Les participants au colloque tenu à Genève ont souligné la nécessité d’actions concrètes
17 juin 2014
« La communauté dalit a longtemps souffert de graves exactions, mais la réponse de l'Etat indien a été insuffisante à ce jour. »
Juliette De Rivero, directrice du plaidoyer au bureau de Genève de Human Rights Watch,

(Genève, le 17 juin 2014) - Lors d’un colloque organisé en marge du Conseil des droits de l'homme des Nations Unies le 17 juin 2014, de hauts responsables de l’ONU ont appelé à des efforts immédiats pour mettre fin aux viols et aux autres formes de violence contre des femmes sur la base de critères de caste.

Ce colloque, coparrainé par Human Rights Watch, fait suite aux appels à l’action lancés à travers le monde par des organisations de défense des droits humains, par des dirigeants politiques et par le Représentant permanent de l’Inde auprès de l'ONU, dans les jours qui ont suivi le viol et la pendaison de deux jeunes filles indiennes le 27 mai.

Les participants au colloque ont exhorté les pays membres de l'ONU à dénoncer la montée de la violence contre les femmes basée sur des critères de caste. La Haute-Commissaire des Nations Unies aux droits de l'homme, Navi Pillay, a déclaré: « J'appelle les gouvernements à mettre pleinement en œuvre toutes les recommandations formulées dans le cadre des mécanismes internationaux des droits de l'homme, ainsi que ceux découlant de processus nationaux. Notre indignation ne suffit pas. Nous devons prendre des mesures concrètes et ciblées face à l'échec dramatique de nos sociétés en ce qui concerne la défense des victimes de discrimination basée sur des critères de caste, en particulier des femmes et des filles. »

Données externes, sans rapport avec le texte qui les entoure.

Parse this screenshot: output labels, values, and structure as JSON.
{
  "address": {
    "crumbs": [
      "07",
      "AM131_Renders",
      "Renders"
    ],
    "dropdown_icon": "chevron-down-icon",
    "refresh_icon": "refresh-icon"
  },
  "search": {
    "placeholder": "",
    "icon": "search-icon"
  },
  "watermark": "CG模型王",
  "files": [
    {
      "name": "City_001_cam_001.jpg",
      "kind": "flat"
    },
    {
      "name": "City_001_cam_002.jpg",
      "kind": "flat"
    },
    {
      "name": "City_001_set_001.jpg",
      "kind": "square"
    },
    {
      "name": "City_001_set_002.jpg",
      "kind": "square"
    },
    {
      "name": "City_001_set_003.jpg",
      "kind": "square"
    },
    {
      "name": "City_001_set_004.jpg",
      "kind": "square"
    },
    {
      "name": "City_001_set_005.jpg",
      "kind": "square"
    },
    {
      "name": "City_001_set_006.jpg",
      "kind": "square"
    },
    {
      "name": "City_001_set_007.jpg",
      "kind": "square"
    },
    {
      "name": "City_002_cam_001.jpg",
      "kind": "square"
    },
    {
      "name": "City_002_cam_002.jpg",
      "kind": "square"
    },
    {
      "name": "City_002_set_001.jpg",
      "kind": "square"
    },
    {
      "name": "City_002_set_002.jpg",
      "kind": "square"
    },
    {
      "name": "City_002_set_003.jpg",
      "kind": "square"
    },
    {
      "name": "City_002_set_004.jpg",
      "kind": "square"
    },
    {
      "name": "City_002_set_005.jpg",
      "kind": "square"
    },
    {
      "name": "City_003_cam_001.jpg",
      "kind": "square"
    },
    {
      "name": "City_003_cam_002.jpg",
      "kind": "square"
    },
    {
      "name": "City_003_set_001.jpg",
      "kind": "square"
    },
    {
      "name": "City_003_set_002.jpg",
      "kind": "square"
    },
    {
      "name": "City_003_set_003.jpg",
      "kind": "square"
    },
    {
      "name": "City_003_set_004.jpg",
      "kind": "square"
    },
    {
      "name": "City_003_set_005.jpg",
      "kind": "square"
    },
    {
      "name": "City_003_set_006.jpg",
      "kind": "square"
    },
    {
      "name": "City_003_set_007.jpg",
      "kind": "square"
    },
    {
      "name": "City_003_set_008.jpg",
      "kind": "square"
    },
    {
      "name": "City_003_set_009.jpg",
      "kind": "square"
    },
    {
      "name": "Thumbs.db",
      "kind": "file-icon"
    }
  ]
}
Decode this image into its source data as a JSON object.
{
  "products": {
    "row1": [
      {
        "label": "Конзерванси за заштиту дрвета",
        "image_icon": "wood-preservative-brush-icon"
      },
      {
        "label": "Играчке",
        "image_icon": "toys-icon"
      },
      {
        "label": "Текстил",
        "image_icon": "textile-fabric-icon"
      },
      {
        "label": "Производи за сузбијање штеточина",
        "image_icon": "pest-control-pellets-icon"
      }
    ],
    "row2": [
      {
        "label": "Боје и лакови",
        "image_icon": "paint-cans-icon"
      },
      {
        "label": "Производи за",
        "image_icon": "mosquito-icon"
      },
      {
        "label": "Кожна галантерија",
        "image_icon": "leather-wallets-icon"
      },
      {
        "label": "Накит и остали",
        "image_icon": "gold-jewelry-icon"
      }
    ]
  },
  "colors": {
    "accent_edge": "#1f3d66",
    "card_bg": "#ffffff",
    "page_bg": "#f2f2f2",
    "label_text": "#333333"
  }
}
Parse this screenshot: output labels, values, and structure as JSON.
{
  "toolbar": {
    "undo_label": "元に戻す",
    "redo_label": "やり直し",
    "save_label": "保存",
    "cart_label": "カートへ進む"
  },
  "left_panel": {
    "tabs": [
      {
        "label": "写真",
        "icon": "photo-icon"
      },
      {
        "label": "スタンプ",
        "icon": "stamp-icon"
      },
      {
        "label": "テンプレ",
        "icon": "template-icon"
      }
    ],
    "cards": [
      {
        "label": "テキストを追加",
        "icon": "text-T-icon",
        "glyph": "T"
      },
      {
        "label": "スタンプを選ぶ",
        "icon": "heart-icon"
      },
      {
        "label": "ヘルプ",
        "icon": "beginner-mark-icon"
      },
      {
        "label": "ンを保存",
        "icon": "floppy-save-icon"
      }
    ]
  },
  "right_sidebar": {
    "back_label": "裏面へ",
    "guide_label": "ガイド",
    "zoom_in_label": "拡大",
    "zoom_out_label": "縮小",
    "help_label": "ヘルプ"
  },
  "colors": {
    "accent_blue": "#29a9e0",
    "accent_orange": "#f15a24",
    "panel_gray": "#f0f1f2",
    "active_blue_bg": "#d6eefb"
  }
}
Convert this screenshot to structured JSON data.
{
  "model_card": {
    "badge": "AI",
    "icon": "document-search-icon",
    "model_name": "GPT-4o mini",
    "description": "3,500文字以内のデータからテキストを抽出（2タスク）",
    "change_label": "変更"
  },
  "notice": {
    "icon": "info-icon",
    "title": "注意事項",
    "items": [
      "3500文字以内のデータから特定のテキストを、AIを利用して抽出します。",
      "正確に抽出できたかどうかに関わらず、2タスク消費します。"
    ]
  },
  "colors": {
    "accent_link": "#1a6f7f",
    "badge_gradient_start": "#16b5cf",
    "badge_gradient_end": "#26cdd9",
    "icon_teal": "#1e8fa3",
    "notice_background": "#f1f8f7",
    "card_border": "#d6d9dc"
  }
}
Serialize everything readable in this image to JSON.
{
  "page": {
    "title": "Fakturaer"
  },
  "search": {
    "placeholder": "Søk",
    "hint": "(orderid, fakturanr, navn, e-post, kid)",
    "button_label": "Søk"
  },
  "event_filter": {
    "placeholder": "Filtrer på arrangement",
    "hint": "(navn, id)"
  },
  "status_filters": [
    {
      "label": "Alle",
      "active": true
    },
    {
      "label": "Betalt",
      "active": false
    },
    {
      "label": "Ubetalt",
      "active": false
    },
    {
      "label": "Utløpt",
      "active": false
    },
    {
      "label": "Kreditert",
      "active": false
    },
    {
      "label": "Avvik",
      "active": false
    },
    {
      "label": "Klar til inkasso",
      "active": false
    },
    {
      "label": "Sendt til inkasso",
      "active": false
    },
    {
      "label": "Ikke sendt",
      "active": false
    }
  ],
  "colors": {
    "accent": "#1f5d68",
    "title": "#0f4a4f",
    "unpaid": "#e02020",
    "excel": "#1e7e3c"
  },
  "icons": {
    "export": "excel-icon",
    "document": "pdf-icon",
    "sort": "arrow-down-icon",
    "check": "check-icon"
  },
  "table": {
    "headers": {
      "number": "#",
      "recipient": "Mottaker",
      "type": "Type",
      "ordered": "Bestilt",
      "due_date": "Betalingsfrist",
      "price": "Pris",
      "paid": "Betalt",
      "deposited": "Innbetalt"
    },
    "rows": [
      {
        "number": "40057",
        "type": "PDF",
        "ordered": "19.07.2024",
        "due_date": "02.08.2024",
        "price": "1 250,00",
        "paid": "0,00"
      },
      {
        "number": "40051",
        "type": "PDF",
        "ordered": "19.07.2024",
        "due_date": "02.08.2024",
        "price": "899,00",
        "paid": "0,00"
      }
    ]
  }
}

Le directrice du bureau de stratégie politique d'ONU Femmes, Saraswathi Menon, a ajouté: « Les paroles et la législation ne suffisent pas, nous devons prendre des mesures concrètes. La législation seule ne permet pas de résoudre le problème de la discrimination structurelle. L'ONU a un rôle important à jouer, et doit agir pour aider à mettre fin à la violence de caste subie par les femmes. »

Asha Kowtal, dirigeante d’une délégation de femmes dalits invitée a visiter le Conseil des droits de l'homme, a déploré la « hausse du nombre de viols et d’actes de violence basés sur des critères de caste à l’égard des femmes et les filles dalits ».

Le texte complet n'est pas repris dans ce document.